In all his works, Horn presents himself as a pious Protestant and as a patriot of his homeland, considering himself a native of and exile from the Upper Palatinate (which had been annexed by the Catholic Duke of Bavaria in 1628).

== Works ==
- De statu ecclesiae Britannicae hodierno commentarius. 1647
- Rerum Britannicarum libri septem, quibus res in Anglia, Scotia, Hibernia, ab anno MDCXLV bello gestae, eponuntur 1648
- De originibus Americanis libri IV. 1652
- Historia philosophica libri septem: quibus de origine, successione, sectis & vita philosophorum ab orbe condito ad nostram aetatem agitur. Elzevir, 1655
- Dissertationes historicae et politicae. Franciscus Hackius, 1655.
- Arca Noae, sive historia imperiorum et regnorum ̀condito orbe ad nostra tempora. Officina Hackiana, Leiden 1666 (archive.org)

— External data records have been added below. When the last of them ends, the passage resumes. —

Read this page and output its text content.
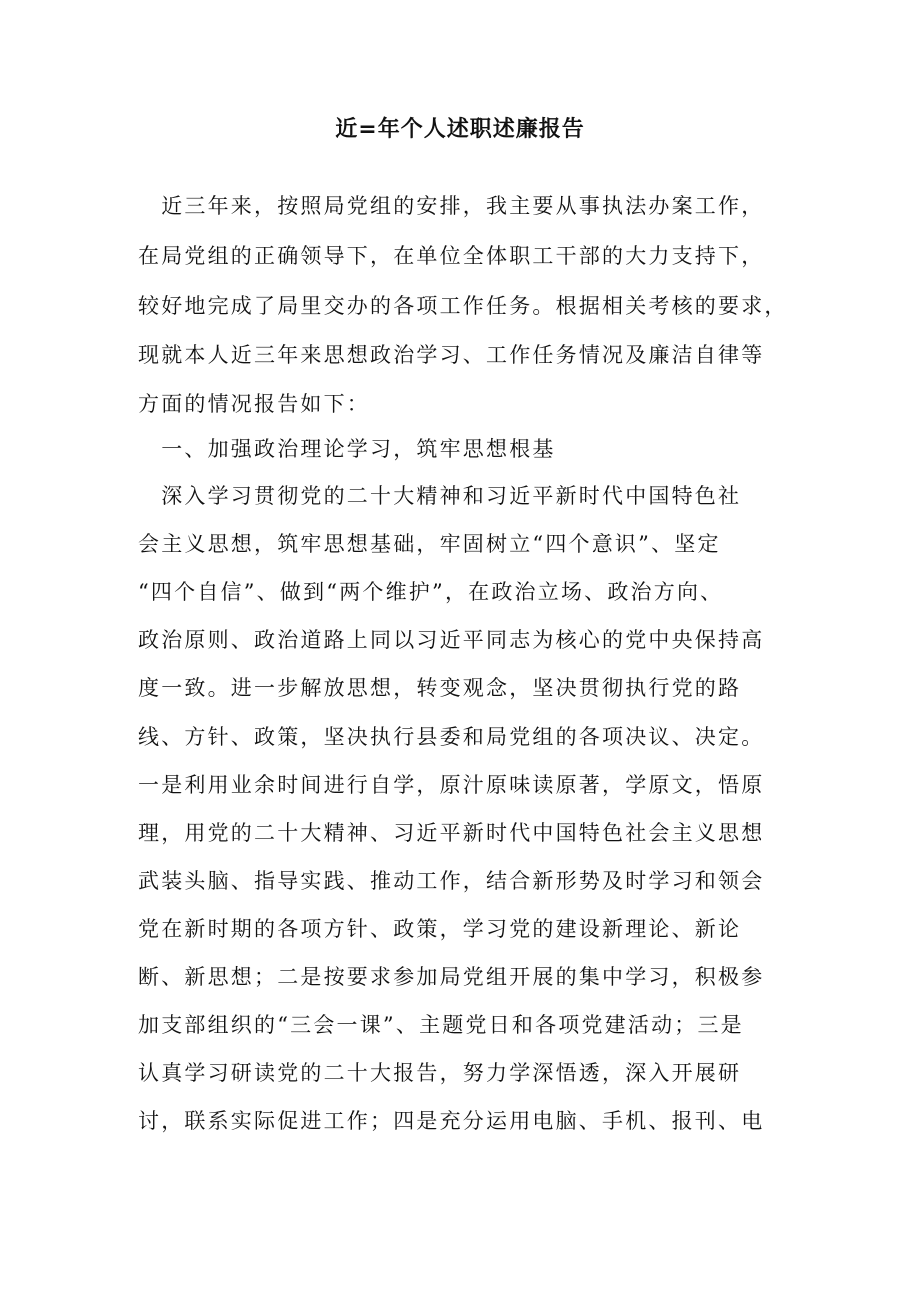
近=年个人述职述廉报告

　近三年来，按照局党组的安排，我主要从事执法办案工作，

在局党组的正确领导下，在单位全体职工干部的大力支持下，

较好地完成了局里交办的各项工作任务。根据相关考核的要求，

现就本人近三年来思想政治学习、工作任务情况及廉洁自律等

方面的情况报告如下：

　一、加强政治理论学习，筑牢思想根基

　深入学习贯彻党的二十大精神和习近平新时代中国特色社

会主义思想，筑牢思想基础，牢固树立“四个意识”、坚定

“四个自信”、做到“两个维护”，在政治立场、政治方向、

政治原则、政治道路上同以习近平同志为核心的党中央保持高

度一致。进一步解放思想，转变观念，坚决贯彻执行党的路

线、方针、政策，坚决执行县委和局党组的各项决议、决定。

一是利用业余时间进行自学，原汁原味读原著，学原文，悟原

理，用党的二十大精神、习近平新时代中国特色社会主义思想

武装头脑、指导实践、推动工作，结合新形势及时学习和领会

党在新时期的各项方针、政策，学习党的建设新理论、新论

断、新思想；二是按要求参加局党组开展的集中学习，积极参

加支部组织的“三会一课”、主题党日和各项党建活动；三是

认真学习研读党的二十大报告，努力学深悟透，深入开展研

讨，联系实际促进工作；四是充分运用电脑、手机、报刊、电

- Arca Mosis, sive historia mundi. 1668
- Georgi Horni orbis politicus, imperiorum, regnorum, principatuum rerumpublicarum. 1668
- Gebri Arabis Chimia sive traditio summae perfectionis et investigatio magisterii innumeris locis emendata a Caspare Hornio [...] Medulla Alchimiae Gebricae omnia edita a Georgio Hornio. 1668 (google books).
posthumous editions:
- Historia naturalis et civilis. 1670, 1671, 1679
- Ulysses peregrinans, omnia lustrans littora. 1671, 1672
- Historia ecclesiastica. ed. Melchior Leydekker, 1687

translations:
- Aardbeschryving. 1681
- Kerkelycke historie, van de scheppinge des werelts, tot 't jaer des Heeren 1666. 1685 (archive.org).
- Description exacte de l'Univers : ou l'ancienne Geographie sacrée et profane. Pierre de Hondt, Haag 1741.